Bush spoke before Brazilian business leaders, diplomats and students at the luxury Blue Tree Park Hotel in Brazil’s capital and did not mention Chavez by name.
But his barbs at the fiery, populist Venezuelan leader were clearly in response to an anti- American rally of more than 25,000 people that Chavez led Friday in Mar del Plata, Argentina, while Bush was attending a summit meeting there.
Bush’s remarks also were directed more generally at Latin America, where recent financial shocks have led to disenchantment in young democracies – Bolivia, Peru, Ecuador and Argentina, in particular – that have not delivered the social and economic justice expected at their births two decades ago.
The comments underlined the administration’s fears that the region might slip into the authoritarianism of the past or that other anti-U.S. leaders like Chavez might emerge.
The speech was both a promotion of Bush’s vision of democracy, a central theme of his second term, and an implicit response to criticism in the region that the United States is too unilateral in its actions.
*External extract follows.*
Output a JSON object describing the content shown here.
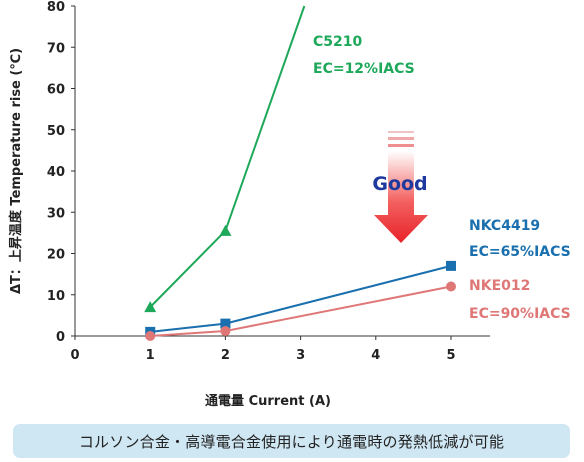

Bush reaffirmed U.S. support for the Organization of American States and the Inter-American Development Bank, the two main bodies of regional cooperation.
Bush, who was in the Brazilian capital on the third day of a four-day trip to Latin America, tried earlier Sunday to play down his administration’s differences with Brazil and three of its neighbors that led to the collapse of trade talks late Saturday in Mar del Plata.
Standing alongside the Brazilian president, Luiz Inacio Lula da Silva, Bush acknowledged that to satisfy Brazil, he would have to reduce American tariffs on Brazilian products and cut back on billions in subsidies paid to U.S. farmers and agricultural businesses.